I had a professor when I was at UNC who expressed to me that the problem with my generation and other post Civil Rights Movement generations was that we were taught with “The Promised Land Mentality”.

What exactly is “The Promised Land Mentality”?  It’s the idea that we (as African Americans) have made it.  There are many in my generation that would be hard pressed to explain the segregated Jim Crow South.  They’d also be hard pressed to express knowledge in leaders other than Martin Luther King, Rosa Parks, and Malcolm X.  A few of my generational colleagues may know about Ella Baker and Fannie Lou Hamer.  And a few more might know about Ralph Abernathy and John Lewis.  But if you start asking us about Diane Nash, James Farmer, James Bevel, or Septima Clark- our knowledge starts to wain.  While some of our ignorance can be pointed at the school systems for not teaching the Civil Rights Movement as thoroughly as other subject, part of the reason we don’t know these things is because we were not taught by those close to us who experienced it.
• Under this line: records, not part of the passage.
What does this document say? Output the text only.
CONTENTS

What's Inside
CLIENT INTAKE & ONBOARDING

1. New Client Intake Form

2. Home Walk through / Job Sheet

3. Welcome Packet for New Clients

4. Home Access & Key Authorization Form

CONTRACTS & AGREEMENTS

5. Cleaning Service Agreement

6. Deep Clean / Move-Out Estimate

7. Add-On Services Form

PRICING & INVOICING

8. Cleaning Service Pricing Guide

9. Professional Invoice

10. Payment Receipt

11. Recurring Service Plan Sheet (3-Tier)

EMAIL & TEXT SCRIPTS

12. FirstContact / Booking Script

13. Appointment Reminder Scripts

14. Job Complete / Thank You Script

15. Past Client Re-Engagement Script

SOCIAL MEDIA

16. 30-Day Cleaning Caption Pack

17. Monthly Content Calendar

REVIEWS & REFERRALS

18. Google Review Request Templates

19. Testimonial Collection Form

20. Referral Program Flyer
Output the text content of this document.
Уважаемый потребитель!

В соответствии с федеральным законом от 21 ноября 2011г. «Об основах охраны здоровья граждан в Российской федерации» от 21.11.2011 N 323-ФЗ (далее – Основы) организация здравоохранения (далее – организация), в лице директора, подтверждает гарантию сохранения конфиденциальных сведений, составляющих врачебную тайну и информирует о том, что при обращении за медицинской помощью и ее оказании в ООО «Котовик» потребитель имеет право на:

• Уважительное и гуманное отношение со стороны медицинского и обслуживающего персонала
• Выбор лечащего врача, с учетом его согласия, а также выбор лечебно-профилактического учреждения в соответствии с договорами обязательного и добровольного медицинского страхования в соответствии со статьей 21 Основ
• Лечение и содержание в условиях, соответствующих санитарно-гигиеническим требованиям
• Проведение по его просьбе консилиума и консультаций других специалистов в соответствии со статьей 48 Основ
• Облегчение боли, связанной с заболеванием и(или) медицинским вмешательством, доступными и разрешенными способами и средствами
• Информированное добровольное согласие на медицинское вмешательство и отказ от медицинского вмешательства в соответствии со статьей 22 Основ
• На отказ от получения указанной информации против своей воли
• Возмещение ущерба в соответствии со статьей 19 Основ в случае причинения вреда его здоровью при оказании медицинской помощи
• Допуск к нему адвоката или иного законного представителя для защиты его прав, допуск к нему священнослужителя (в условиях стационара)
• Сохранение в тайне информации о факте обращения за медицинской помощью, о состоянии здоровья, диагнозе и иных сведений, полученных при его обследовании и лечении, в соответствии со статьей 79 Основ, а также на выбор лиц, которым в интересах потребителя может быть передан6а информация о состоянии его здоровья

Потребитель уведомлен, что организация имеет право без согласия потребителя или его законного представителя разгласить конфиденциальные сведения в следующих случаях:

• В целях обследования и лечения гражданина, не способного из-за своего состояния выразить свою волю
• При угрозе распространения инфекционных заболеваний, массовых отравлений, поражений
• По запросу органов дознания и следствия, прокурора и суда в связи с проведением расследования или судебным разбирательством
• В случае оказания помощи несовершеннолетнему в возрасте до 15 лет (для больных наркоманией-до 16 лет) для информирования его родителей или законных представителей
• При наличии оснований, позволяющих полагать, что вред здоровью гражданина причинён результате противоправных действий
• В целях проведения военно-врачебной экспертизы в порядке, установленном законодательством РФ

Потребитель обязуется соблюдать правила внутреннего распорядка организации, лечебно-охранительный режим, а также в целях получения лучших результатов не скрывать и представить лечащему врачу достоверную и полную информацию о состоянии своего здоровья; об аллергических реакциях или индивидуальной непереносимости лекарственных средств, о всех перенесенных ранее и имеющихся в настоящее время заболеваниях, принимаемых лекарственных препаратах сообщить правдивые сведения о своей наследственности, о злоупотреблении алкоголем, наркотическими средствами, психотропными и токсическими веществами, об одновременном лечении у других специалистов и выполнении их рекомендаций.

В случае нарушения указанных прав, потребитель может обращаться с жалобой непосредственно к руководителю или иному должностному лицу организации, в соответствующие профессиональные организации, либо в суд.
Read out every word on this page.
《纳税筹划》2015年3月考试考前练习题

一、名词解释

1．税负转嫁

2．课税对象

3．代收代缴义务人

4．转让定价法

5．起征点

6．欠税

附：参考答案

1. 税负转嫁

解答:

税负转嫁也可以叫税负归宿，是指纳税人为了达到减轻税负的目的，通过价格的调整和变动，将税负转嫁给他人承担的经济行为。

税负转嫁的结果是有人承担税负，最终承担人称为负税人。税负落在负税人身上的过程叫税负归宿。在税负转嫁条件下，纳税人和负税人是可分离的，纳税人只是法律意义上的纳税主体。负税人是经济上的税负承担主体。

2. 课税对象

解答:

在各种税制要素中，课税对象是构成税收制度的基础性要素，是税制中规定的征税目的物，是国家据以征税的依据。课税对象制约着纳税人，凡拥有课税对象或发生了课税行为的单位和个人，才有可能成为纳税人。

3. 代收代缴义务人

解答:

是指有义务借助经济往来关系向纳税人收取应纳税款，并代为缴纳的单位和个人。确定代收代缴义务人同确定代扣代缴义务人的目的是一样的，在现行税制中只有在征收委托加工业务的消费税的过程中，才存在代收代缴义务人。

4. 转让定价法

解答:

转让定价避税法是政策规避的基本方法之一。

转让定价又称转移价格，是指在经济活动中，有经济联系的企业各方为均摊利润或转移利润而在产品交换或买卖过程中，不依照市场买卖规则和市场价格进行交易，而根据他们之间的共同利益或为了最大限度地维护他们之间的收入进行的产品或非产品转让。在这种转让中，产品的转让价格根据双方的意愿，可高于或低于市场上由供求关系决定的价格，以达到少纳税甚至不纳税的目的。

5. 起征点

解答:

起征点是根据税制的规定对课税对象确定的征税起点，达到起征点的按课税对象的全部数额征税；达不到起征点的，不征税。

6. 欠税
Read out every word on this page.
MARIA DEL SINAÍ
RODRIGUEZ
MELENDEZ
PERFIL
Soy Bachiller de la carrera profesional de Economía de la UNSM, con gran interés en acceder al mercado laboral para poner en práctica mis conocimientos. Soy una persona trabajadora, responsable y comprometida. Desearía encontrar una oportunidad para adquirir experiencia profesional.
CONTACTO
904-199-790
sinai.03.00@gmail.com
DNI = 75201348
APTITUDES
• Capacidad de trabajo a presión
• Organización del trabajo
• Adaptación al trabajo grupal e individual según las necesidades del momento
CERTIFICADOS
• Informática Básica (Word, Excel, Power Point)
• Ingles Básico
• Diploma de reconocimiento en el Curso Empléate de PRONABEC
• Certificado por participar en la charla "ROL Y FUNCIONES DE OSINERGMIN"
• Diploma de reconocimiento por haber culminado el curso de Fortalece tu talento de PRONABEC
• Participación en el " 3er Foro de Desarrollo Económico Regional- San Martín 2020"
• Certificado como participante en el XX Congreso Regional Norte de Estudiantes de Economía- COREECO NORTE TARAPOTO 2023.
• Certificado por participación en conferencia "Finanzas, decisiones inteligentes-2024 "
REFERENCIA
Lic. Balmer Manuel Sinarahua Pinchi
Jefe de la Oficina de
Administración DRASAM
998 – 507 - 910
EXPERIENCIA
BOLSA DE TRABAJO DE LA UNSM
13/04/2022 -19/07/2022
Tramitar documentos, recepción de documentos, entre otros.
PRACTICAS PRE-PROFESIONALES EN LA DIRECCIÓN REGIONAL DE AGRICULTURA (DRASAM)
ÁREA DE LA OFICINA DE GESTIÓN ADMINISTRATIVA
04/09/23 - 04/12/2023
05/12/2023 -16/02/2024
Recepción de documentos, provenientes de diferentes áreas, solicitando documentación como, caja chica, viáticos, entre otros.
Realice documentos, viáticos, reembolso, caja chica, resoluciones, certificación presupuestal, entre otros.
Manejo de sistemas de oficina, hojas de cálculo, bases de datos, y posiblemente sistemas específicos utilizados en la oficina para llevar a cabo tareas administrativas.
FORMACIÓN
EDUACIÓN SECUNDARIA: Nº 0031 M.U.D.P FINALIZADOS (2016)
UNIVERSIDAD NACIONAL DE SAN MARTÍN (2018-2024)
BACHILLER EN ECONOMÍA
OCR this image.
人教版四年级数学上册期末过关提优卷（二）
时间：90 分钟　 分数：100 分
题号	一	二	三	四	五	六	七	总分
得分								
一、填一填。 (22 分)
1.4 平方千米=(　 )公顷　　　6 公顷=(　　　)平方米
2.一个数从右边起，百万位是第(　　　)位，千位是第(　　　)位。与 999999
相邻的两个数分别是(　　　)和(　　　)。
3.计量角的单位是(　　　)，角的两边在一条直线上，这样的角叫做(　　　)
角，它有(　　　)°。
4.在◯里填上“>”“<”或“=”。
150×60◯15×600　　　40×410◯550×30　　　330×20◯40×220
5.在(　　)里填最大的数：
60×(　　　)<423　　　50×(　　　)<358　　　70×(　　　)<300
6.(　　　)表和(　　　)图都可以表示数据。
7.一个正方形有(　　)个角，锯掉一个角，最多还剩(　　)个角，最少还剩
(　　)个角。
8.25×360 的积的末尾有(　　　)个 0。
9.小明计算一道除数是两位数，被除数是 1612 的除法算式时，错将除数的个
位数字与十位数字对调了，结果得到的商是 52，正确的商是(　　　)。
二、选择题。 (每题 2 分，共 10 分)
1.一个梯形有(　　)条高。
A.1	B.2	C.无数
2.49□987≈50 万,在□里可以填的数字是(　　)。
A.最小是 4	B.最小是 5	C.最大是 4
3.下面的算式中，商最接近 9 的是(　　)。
That’s right.  Our parents, family members, mentors, church members, and others have sold us short.  We’ve benefitted from their struggle, yet we don’t exactly know what the struggle is.  And that’s dangerous because it’s extremly difficult to appreciate the current situation without a knowledge of the past obstacles.

I say all of this because I’m afraid that the recent election of Barack Obama will lend the African American community to once again feeling that we have made it to the promised land.  I’m sad to say that we haven’t.  The election of Barack Obama is only the beginning.  We’re on our way to the promised land, and we’ve come a long way.  But we’re not there yet.  How do I know that we’re not there?  Because educational inequality exists.  Because gender inequality exists.  Because racial inequality exists.  There are so many inequalities that we cannot possibly have arrived in the promised land.  I refuse to believe that the promised land would offer so many broken promises to so many people.

My hope is that the inspiration that we’ve received from the election will be a catalyst for action- so that we can truly make it to the promised land.  This is not a time to be complacent.  There’s work to be done, and Barack Obama can’t do it by himself.  Our nation requires citizens who are not only informed, but willing to act.  Our children deserve parents who devoted themselves to the causes of freedom and equality.  Let us act in gratitude to those who came before us, and in preparation for those to come.  We’re not there…yet.